“By this time you ought to be teachers (but) you need someone to teach you again the first principles…” (Hebrews 5:12).
Sherrie Waller, a member of our church and wife of one of our deacons, teaches math at the local Baptist seminary.
She’s training the next generation of preachers and missionaries how to count the offering, I suppose.
One “school” in our seminary is Leavell College, where people can get a four-year bacculaureate degree. And one aspect of that, as with any college in the land I expect, is that students/graduates have to have a certain amount of proficiency in a wide range of disciplines, math being among them.
I can appreciate that.
Most of what Sherrie covers is taught in high school, had these future preachers and missionaries been paying attention.
Sherrie told me, “I teach the only math class required for Leavell College students. It is a very basic math class. We go over basic operations with whole numbers, decimals, fractions, percents, interest, percent increase/decrease, wages, unit costs, very basic statistical measures, very basic probability, and we end with introductory algebra. I am required to talk about church budgeting and tax laws for ministers. I use the budgeting to connect to percentages and simple circle graphs. My opinion–tax laws are not a math topic but they involve numbers so I understand why it is put in the math class.”
Some of us were called into the ministry long after we left high school and became serious about studying later than we should have. There’s nothing like the call of God upon one’s life to drive one to learn.
Ministry people need to know their math. The inability to do so leaves the door open for abuse from unscrupulous people with access to the finance office.
For our purposes here, however, I’m not so much interested in math and algebra as another group of subjects some of us missed somewhere along the line and for which we need some remedial work.
Writing to the early believers, the author of Hebrews had this to say: “For though by this time you ought to be teachers, you need someone to teach you again the basic principles of God’s revelation. You need milk, not solid food.” (Hebrews 5:12).
This explains a number of things about the work of pastors and teachers in the local church….
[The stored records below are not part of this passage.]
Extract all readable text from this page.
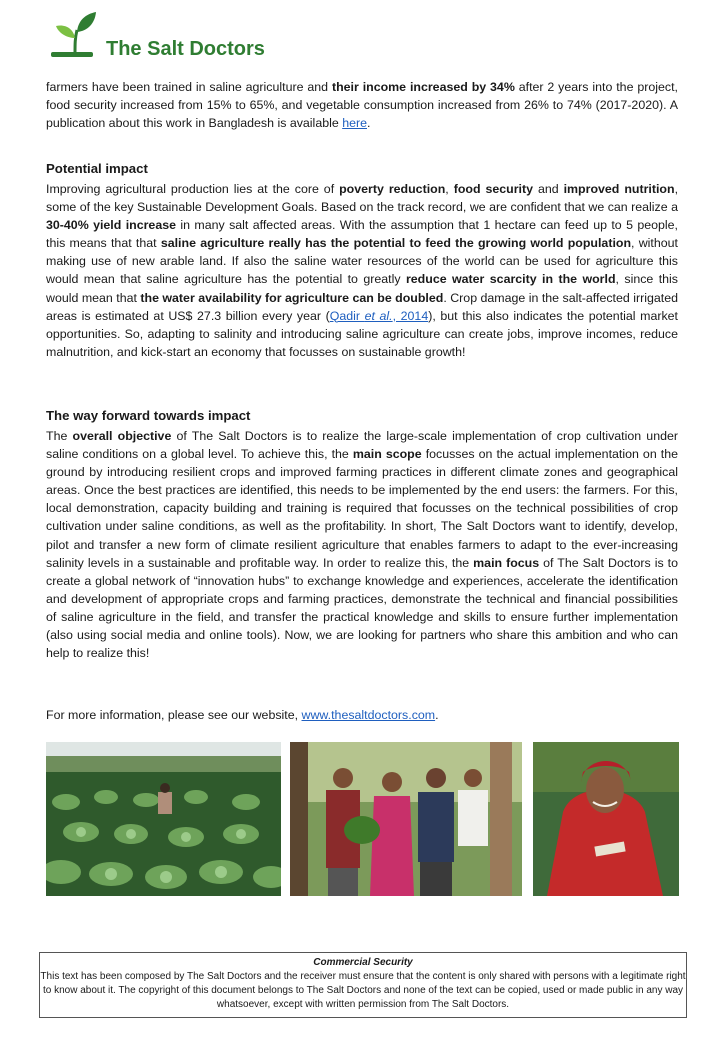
The Salt Doctors

farmers have been trained in saline agriculture and their income increased by 34% after 2 years into the project, food security increased from 15% to 65%, and vegetable consumption increased from 26% to 74% (2017-2020). A publication about this work in Bangladesh is available here.

Potential impact

Improving agricultural production lies at the core of poverty reduction, food security and improved nutrition, some of the key Sustainable Development Goals. Based on the track record, we are confident that we can realize a 30-40% yield increase in many salt affected areas. With the assumption that 1 hectare can feed up to 5 people, this means that that saline agriculture really has the potential to feed the growing world population, without making use of new arable land. If also the saline water resources of the world can be used for agriculture this would mean that saline agriculture has the potential to greatly reduce water scarcity in the world, since this would mean that the water availability for agriculture can be doubled. Crop damage in the salt-affected irrigated areas is estimated at US$ 27.3 billion every year (Qadir et al., 2014), but this also indicates the potential market opportunities. So, adapting to salinity and introducing saline agriculture can create jobs, improve incomes, reduce malnutrition, and kick-start an economy that focusses on sustainable growth!

The way forward towards impact

The overall objective of The Salt Doctors is to realize the large-scale implementation of crop cultivation under saline conditions on a global level. To achieve this, the main scope focusses on the actual implementation on the ground by introducing resilient crops and improved farming practices in different climate zones and geographical areas. Once the best practices are identified, this needs to be implemented by the end users: the farmers. For this, local demonstration, capacity building and training is required that focusses on the technical possibilities of crop cultivation under saline conditions, as well as the profitability. In short, The Salt Doctors want to identify, develop, pilot and transfer a new form of climate resilient agriculture that enables farmers to adapt to the ever-increasing salinity levels in a sustainable and profitable way. In order to realize this, the main focus of The Salt Doctors is to create a global network of “innovation hubs” to exchange knowledge and experiences, accelerate the identification and development of appropriate crops and farming practices, demonstrate the technical and financial possibilities of saline agriculture in the field, and transfer the practical knowledge and skills to ensure further implementation (also using social media and online tools). Now, we are looking for partners who share this ambition and who can help to realize this!

For more information, please see our website, www.thesaltdoctors.com.

Commercial Security
This text has been composed by The Salt Doctors and the receiver must ensure that the content is only shared with persons with a legitimate right to know about it. The copyright of this document belongs to The Salt Doctors and none of the text can be copied, used or made public in any way whatsoever, except with written permission from The Salt Doctors.
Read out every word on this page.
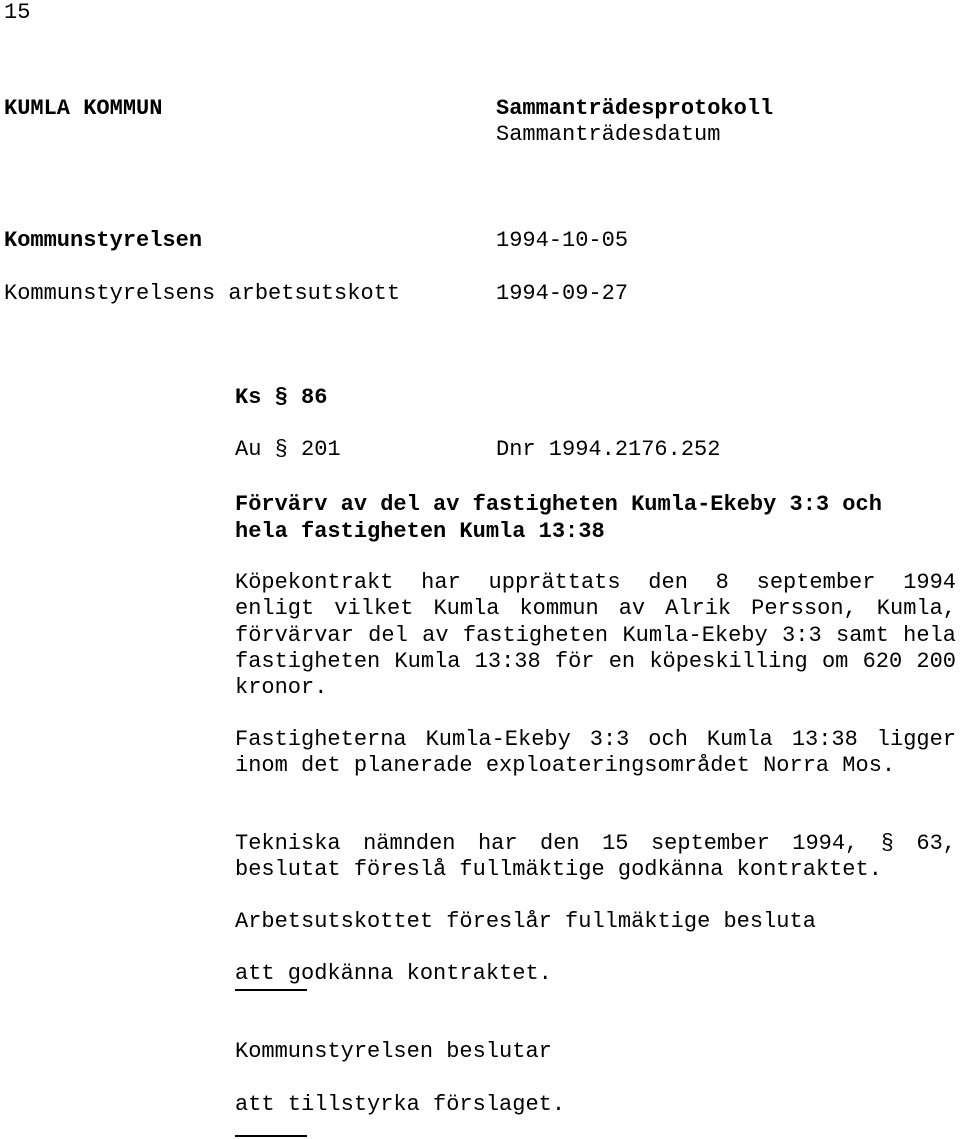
15
KUMLA KOMMUN	Sammanträdesprotokoll
Sammanträdesdatum
Kommunstyrelsen	1994-10-05
Kommunstyrelsens arbetsutskott	1994-09-27
Ks § 86
Au § 201	Dnr 1994.2176.252
Förvärv av del av fastigheten Kumla-Ekeby 3:3 och
hela fastigheten Kumla 13:38
Köpekontrakt har upprättats den 8 september 1994 enligt vilket Kumla kommun av Alrik Persson, Kumla, förvärvar del av fastigheten Kumla-Ekeby 3:3 samt hela fastigheten Kumla 13:38 för en köpeskilling om 620 200 kronor.
Fastigheterna Kumla-Ekeby 3:3 och Kumla 13:38 ligger inom det planerade exploateringsområdet Norra Mos.
Tekniska nämnden har den 15 september 1994, § 63, beslutat föreslå fullmäktige godkänna kontraktet.
Arbetsutskottet föreslår fullmäktige besluta
att godkänna kontraktet.
Kommunstyrelsen beslutar
att tillstyrka förslaget.
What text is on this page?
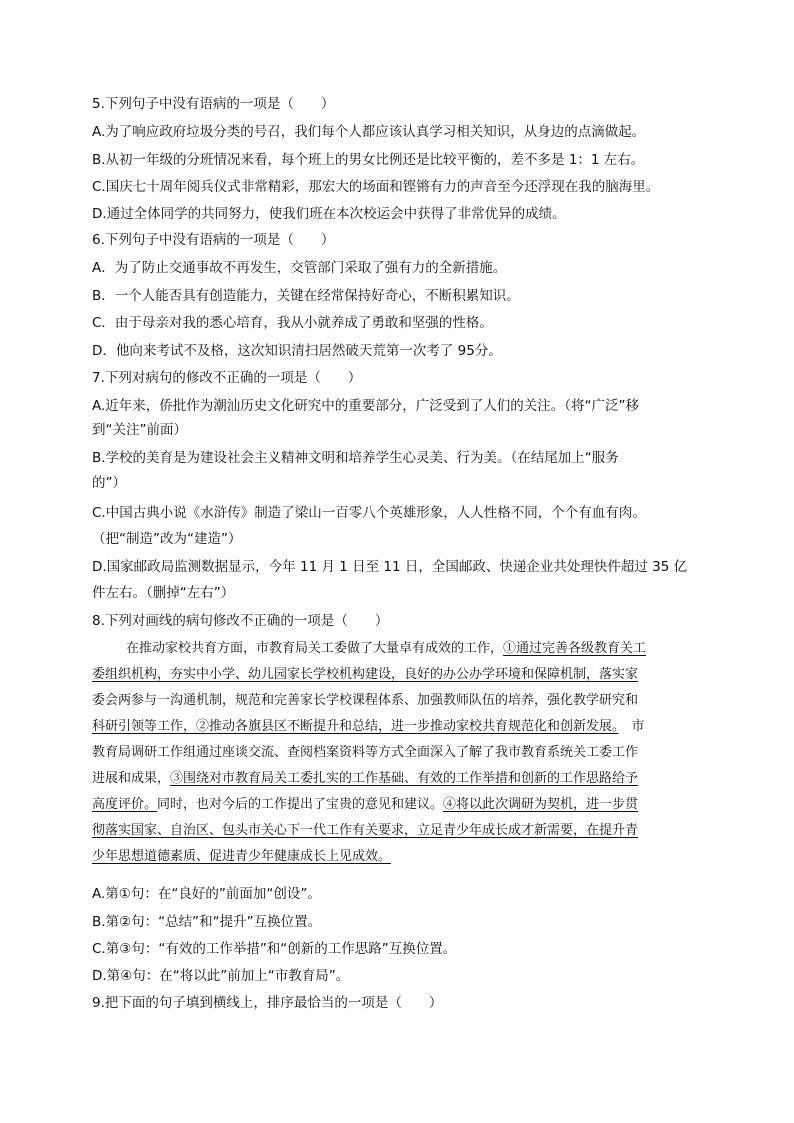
5.下列句子中没有语病的一项是（　　）
A.为了响应政府垃圾分类的号召，我们每个人都应该认真学习相关知识，从身边的点滴做起。
B.从初一年级的分班情况来看，每个班上的男女比例还是比较平衡的，差不多是 1：1 左右。
C.国庆七十周年阅兵仪式非常精彩，那宏大的场面和铿锵有力的声音至今还浮现在我的脑海里。
D.通过全体同学的共同努力，使我们班在本次校运会中获得了非常优异的成绩。
6.下列句子中没有语病的一项是（　　）
A．为了防止交通事故不再发生，交管部门采取了强有力的全新措施。
B．一个人能否具有创造能力，关键在经常保持好奇心，不断积累知识。
C．由于母亲对我的悉心培育，我从小就养成了勇敢和坚强的性格。
D．他向来考试不及格，这次知识清扫居然破天荒第一次考了 95分。
7.下列对病句的修改不正确的一项是（　　）
A.近年来，侨批作为潮汕历史文化研究中的重要部分，广泛受到了人们的关注。（将“广泛”移
到“关注”前面）
B.学校的美育是为建设社会主义精神文明和培养学生心灵美、行为美。（在结尾加上“服务
的”）
C.中国古典小说《水浒传》制造了梁山一百零八个英雄形象，人人性格不同，个个有血有肉。
（把“制造”改为“建造”）
D.国家邮政局监测数据显示，今年 11 月 1 日至 11 日，全国邮政、快递企业共处理快件超过 35 亿
件左右。（删掉“左右”）
8.下列对画线的病句修改不正确的一项是（　　）
在推动家校共育方面，市教育局关工委做了大量卓有成效的工作，①通过完善各级教育关工
委组织机构，夯实中小学、幼儿园家长学校机构建设，良好的办公办学环境和保障机制，落实家
委会两参与一沟通机制，规范和完善家长学校课程体系、加强教师队伍的培养，强化教学研究和
科研引领等工作，②推动各旗县区不断提升和总结，进一步推动家校共育规范化和创新发展。　市
教育局调研工作组通过座谈交流、查阅档案资料等方式全面深入了解了我市教育系统关工委工作
进展和成果，③围绕对市教育局关工委扎实的工作基础、有效的工作举措和创新的工作思路给予
高度评价。同时，也对今后的工作提出了宝贵的意见和建议。④将以此次调研为契机，进一步贯
彻落实国家、自治区、包头市关心下一代工作有关要求，立足青少年成长成才新需要，在提升青
少年思想道德素质、促进青少年健康成长上见成效。
A.第①句：在“良好的”前面加“创设”。
B.第②句：“总结”和“提升”互换位置。
C.第③句：“有效的工作举措”和“创新的工作思路”互换位置。
D.第④句：在“将以此”前加上“市教育局”。
9.把下面的句子填到横线上，排序最恰当的一项是（　　）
1) They cannot deal with the entire congregation as though everyone were mature and godly. Even deacons and teachers often show signs of immaturity and stunted development.
2) They have to keep teaching the basic principles of the Christian life. Coach Vince Lombardi is said to have told his Green Bay Packers after a particularly awful game, “Men, this is a football.”
What are those “basic principles”? The Hebrews writer does not name them, but we can surmise the list would necessarily include….
–The just shall live by faith (Habakkuk 2:4 and Hebrews 11:6). We’re not only saved by faith (Ephesians 2:8-9) but thereafter, we live this Christian life the same way (Galatians 3:2).
–The Holy Scripture is inspired of God and is sufficient for our doctrine (2 Timothy 3:15ff.). The object, however, is not just to know it but to “do it” (see John 13:17).
–The mark of a believer is his love for the brethren (John 13:34-35).
–The love that Jesus wants from us is not some emotional rush but obedience (John 14:21,23,24 and 15:10,14). Obedience tells the story (see 2 Corinthians 2:9).
–Nothing tells the story about our faith in Jesus like prayer (Matthew 7:7-11).
3) Some will advance faithfully, growing in grace and knowledge (2 Peter 3:18) to spiritual maturity, while some in the church will never do the disciples necessary to grow and will remain stunted. Ministries must reach out to both.
4) New people coming into the kingdom all the time will require that the pastor and teachers not assume biblical understanding from everyone and that they explain themselves all along.
5) We should pray for our teachers and pastors. Schoolteachers in the congregation can only imagine the difficulty in trying to teach concepts to a classroom which included kindergartners, middle-schoolers, and gifted students from high school or college. Every pastor attempts this very thing every Lord’s Day.
“Pray for me, that utterance may be given to me, that I may open my mouth boldly to make known the mystery of the gospel for which I am an ambassador in chains; that in it I may speak boldly, as I ought to speak” (Ephesians 6:19-20).
“For not all have faith” (2 Thessalonians 3:2).